The Truth Shall Set You Free
I'm a younger sister. In fact, since there are only two of us, I am the youngest sister. Anyone with siblings will tell you there are advantages and disadvantages to being the oldest or youngest. As the youngest, I always felt like I was the lowest ranking family member--I was the one listed last on the Christmas cards, I was the youngest household member if you didn't count the pets. I was the one who had been around for the shortest amount of time. This usually means you don't make any of the rules and you're at the mercy of everyone else. This can also mean that your older sibling is the boss of you. This is a story of how I figured out how to turn that around.
We were visiting my mother's cousin in Italy. I was 9 years old and I had to pee. As luck would have it, so did my sister. We both took a trip to the bathroom. My sister pulled rank and took the toilet. My consolation prize was the bidet, which she kindly filled with water. I wasn't too keen on new things and no one really explained that it was sort of like a sink for other body parts. It was just so foreign, and I wanted nothing to do with it at all. I thought I could hold on until my sister was done, but I couldn't. Looking back, I should have just gone there, pulled the drain, rinsed the thing and been done. I don't know why I didn't. Who can explain the workings of a nine year old brain? Anyway, I peed myself.
As it was happening, I could still remember the look of "Oh, shit, she really did have to go!" on my sister's face. I know she had to have felt guilty. She very wisely wet the rest of my shorts and helped me clean up so it wouldn't be obvious to the adults what happened. I remembered going outside and resting on a chaise in the sun so my shorts could dry quickly. We were in the clear. You'd think we could then put the entire episode behind us when no one caught on, right?
Wrong. This is where things got a little twisted.
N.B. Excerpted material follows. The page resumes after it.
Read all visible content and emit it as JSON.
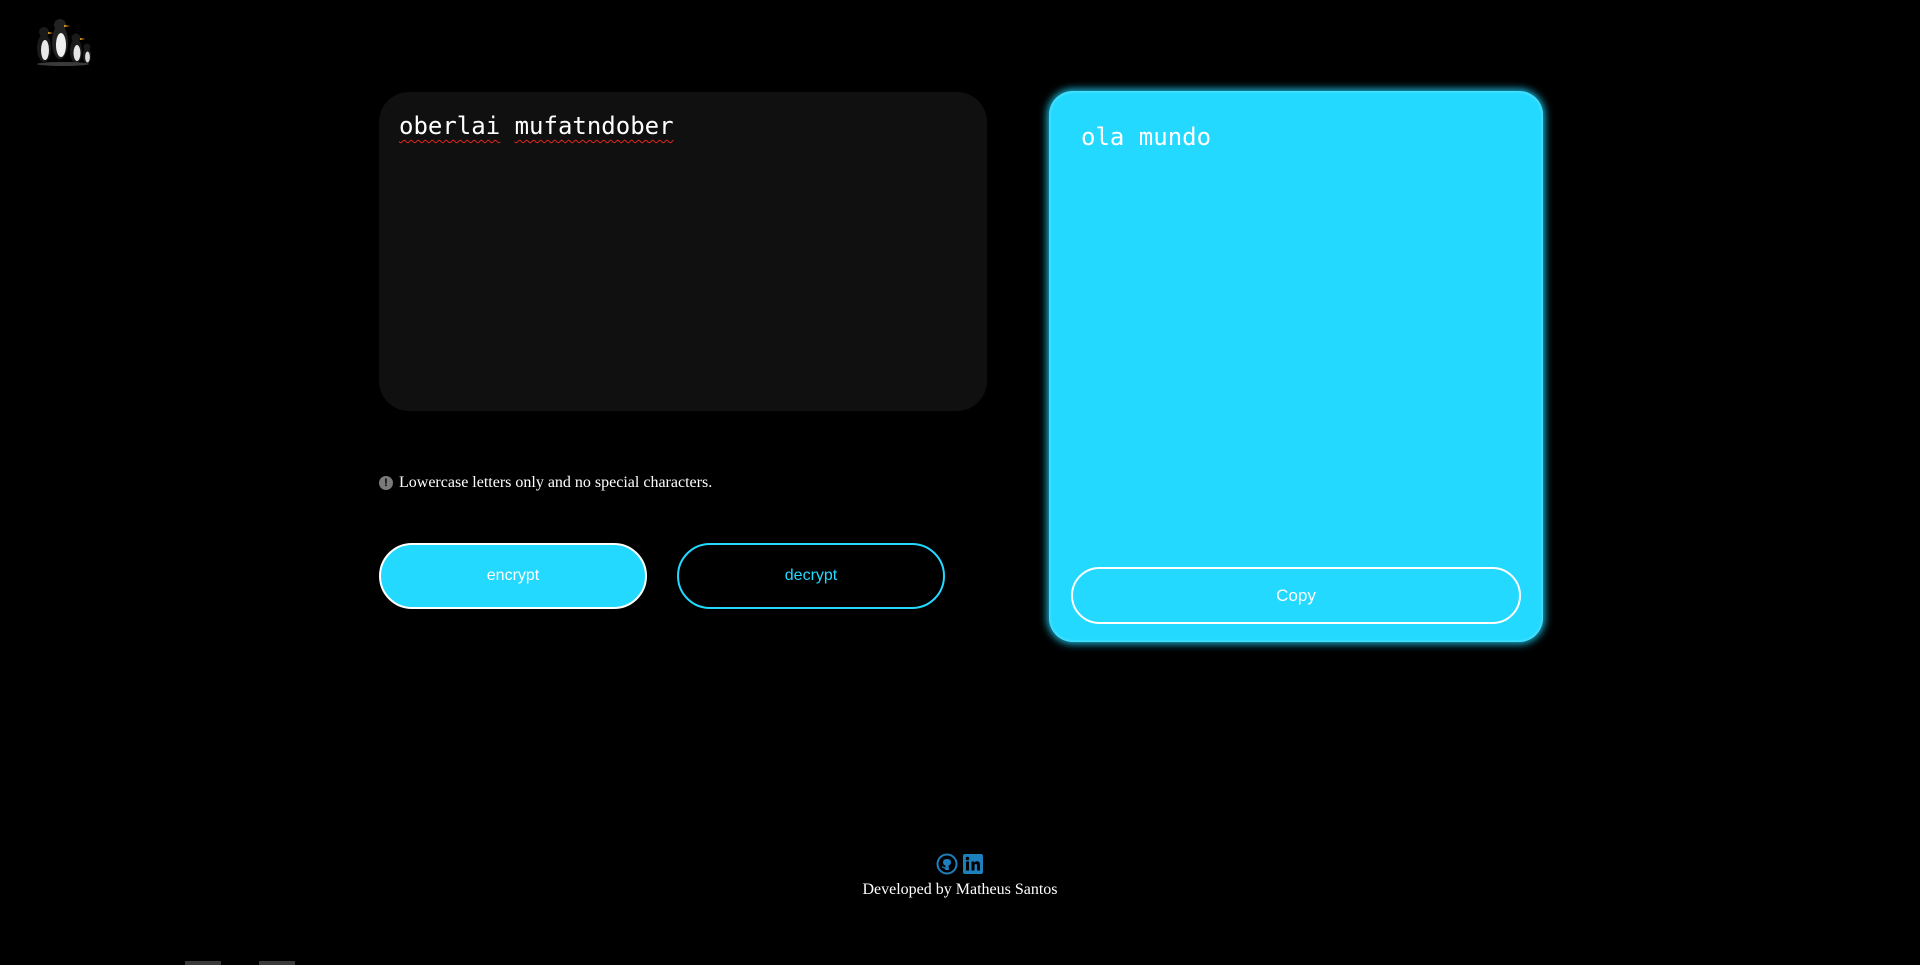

Every moment after this incident, when she asked me to do something for her, and I refused, I was reminded of it and then threatened with "I'll tell!" This meant she had a servant for weeks and weeks. I was old enough to fear the mortification of my parents learning that I peed my pants at nine years old. At that age there's really no excuse. I didn't think it through far enough to realize they might actually understand if they got the whole story or that pants peeing wasn't really punishable. I just wanted to spare myself from the embarrassment.
This went on for months. "I'll tell, I'll tell" loomed over my head anytime I stepped out of line. It was awful. If only I could have that kind of problem now. I didn't know how easy I had it, but back then it seemed like a colossal dilemma. Serve the older sibling or face certain shame. It was a miserable time.
I can't tell you how long it went on, but at one point I decided to call her bluff. It wasn't because I didn't think she would tell them, it was because I got tired of the burden I carried. I got tired of the threats. "I'll tell!" I heard and I responded with, "Okay. Tell them." And you know what? That was it. There was no more bartering, no more currency to the story because it just didn't matter to me anymore. It was better for my parents to know then to have to drag this secret around in fear. And in the end, she never told.